Pakistan launched air raids over eastern Afghanistan on April 16, killing dozens of civilians, RFE/RL reported citing locals as saying.
Islamabad said it was targeting Tehrik-e Taliban Pakistan (TTP) militants. The air strikes provoked unusually harsh exchanges, with the Taliban issuing threats against its longtime ally.
Experts said the root of the growing tensions is the Taliban’s unwillingness to crack down on the TTP, a close ideological and organisational ally.
From its bases inside Afghanistan, the extremist group has intensified its insurgency against Islamabad in recent years.
The Afghan Taliban has mediated peace talks between Islamabad and the TTP, also known as the Pakistani Taliban.
But since a temporary month-long ceasefire expired and peace talks collapsed in December, the militants have increased their cross-border attacks against Pakistani security forces.
“Pakistan is angry that the Taliban are copying its playbook by hosting a militant group hostile to a neighbouring country,” said Sami Yousafzai, a veteran Afghan journalist and commentator who has tracked the Taliban since its emergence in the 1990s.
He was referring to Islamabad’s support to the Taliban during the 20-year US-led war in Afghanistan, RFE/RL reported.

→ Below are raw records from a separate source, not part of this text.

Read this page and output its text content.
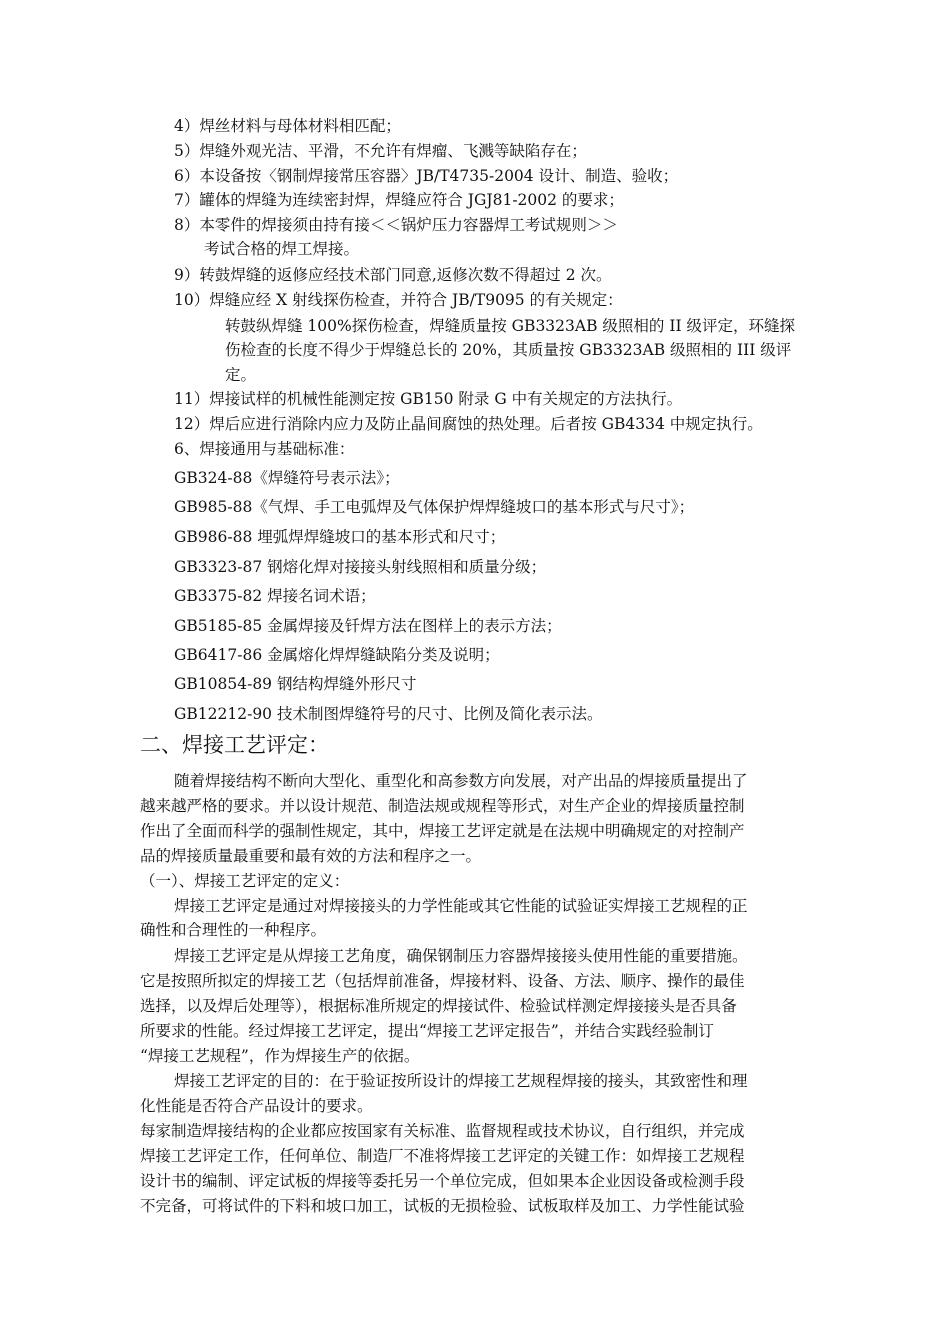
4）焊丝材料与母体材料相匹配；
5）焊缝外观光洁、平滑，不允许有焊瘤、飞溅等缺陷存在；
6）本设备按〈钢制焊接常压容器〉JB/T4735-2004 设计、制造、验收；
7）罐体的焊缝为连续密封焊，焊缝应符合 JGJ81-2002 的要求；
8）本零件的焊接须由持有接＜＜锅炉压力容器焊工考试规则＞＞
考试合格的焊工焊接。
9）转鼓焊缝的返修应经技术部门同意,返修次数不得超过 2 次。
10）焊缝应经 X 射线探伤检查，并符合 JB/T9095 的有关规定：
转鼓纵焊缝 100%探伤检查，焊缝质量按 GB3323AB 级照相的 II 级评定，环缝探
伤检查的长度不得少于焊缝总长的 20%，其质量按 GB3323AB 级照相的 III 级评
定。
11）焊接试样的机械性能测定按 GB150 附录 G 中有关规定的方法执行。
12）焊后应进行消除内应力及防止晶间腐蚀的热处理。后者按 GB4334 中规定执行。
6、焊接通用与基础标准：
GB324-88《焊缝符号表示法》；
GB985-88《气焊、手工电弧焊及气体保护焊焊缝坡口的基本形式与尺寸》；
GB986-88 埋弧焊焊缝坡口的基本形式和尺寸；
GB3323-87 钢熔化焊对接接头射线照相和质量分级；
GB3375-82 焊接名词术语；
GB5185-85 金属焊接及钎焊方法在图样上的表示方法；
GB6417-86 金属熔化焊焊缝缺陷分类及说明；
GB10854-89 钢结构焊缝外形尺寸
GB12212-90 技术制图焊缝符号的尺寸、比例及简化表示法。
二、焊接工艺评定：
随着焊接结构不断向大型化、重型化和高参数方向发展，对产出品的焊接质量提出了
越来越严格的要求。并以设计规范、制造法规或规程等形式，对生产企业的焊接质量控制
作出了全面而科学的强制性规定，其中，焊接工艺评定就是在法规中明确规定的对控制产
品的焊接质量最重要和最有效的方法和程序之一。
（一）、焊接工艺评定的定义：
焊接工艺评定是通过对焊接接头的力学性能或其它性能的试验证实焊接工艺规程的正
确性和合理性的一种程序。
焊接工艺评定是从焊接工艺角度，确保钢制压力容器焊接接头使用性能的重要措施。
它是按照所拟定的焊接工艺（包括焊前准备，焊接材料、设备、方法、顺序、操作的最佳
选择，以及焊后处理等），根据标准所规定的焊接试件、检验试样测定焊接接头是否具备
所要求的性能。经过焊接工艺评定，提出“焊接工艺评定报告”，并结合实践经验制订
“焊接工艺规程”，作为焊接生产的依据。
焊接工艺评定的目的：在于验证按所设计的焊接工艺规程焊接的接头，其致密性和理
化性能是否符合产品设计的要求。
每家制造焊接结构的企业都应按国家有关标准、监督规程或技术协议，自行组织，并完成
焊接工艺评定工作，任何单位、制造厂不准将焊接工艺评定的关键工作：如焊接工艺规程
设计书的编制、评定试板的焊接等委托另一个单位完成，但如果本企业因设备或检测手段
不完备，可将试件的下料和坡口加工，试板的无损检验、试板取样及加工、力学性能试验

Yousafzai said the Afghan Taliban is unlikely to bow to Islamabad’s demand that it expels the TTP or prevent it from using Afghan territory from carrying out attacks in Pakistan.
“It will go against the narrative and history of the Taliban to engage in a military offensive against a fellow Islamist group on Pakistan’s behest,” he said.
With the Taliban unwilling to clamp down on the TTP, Pakistan is likely to continue targeting TTP sanctuaries in Afghanistan, which will further strain Islamabad’s ties with the militants, analysts said.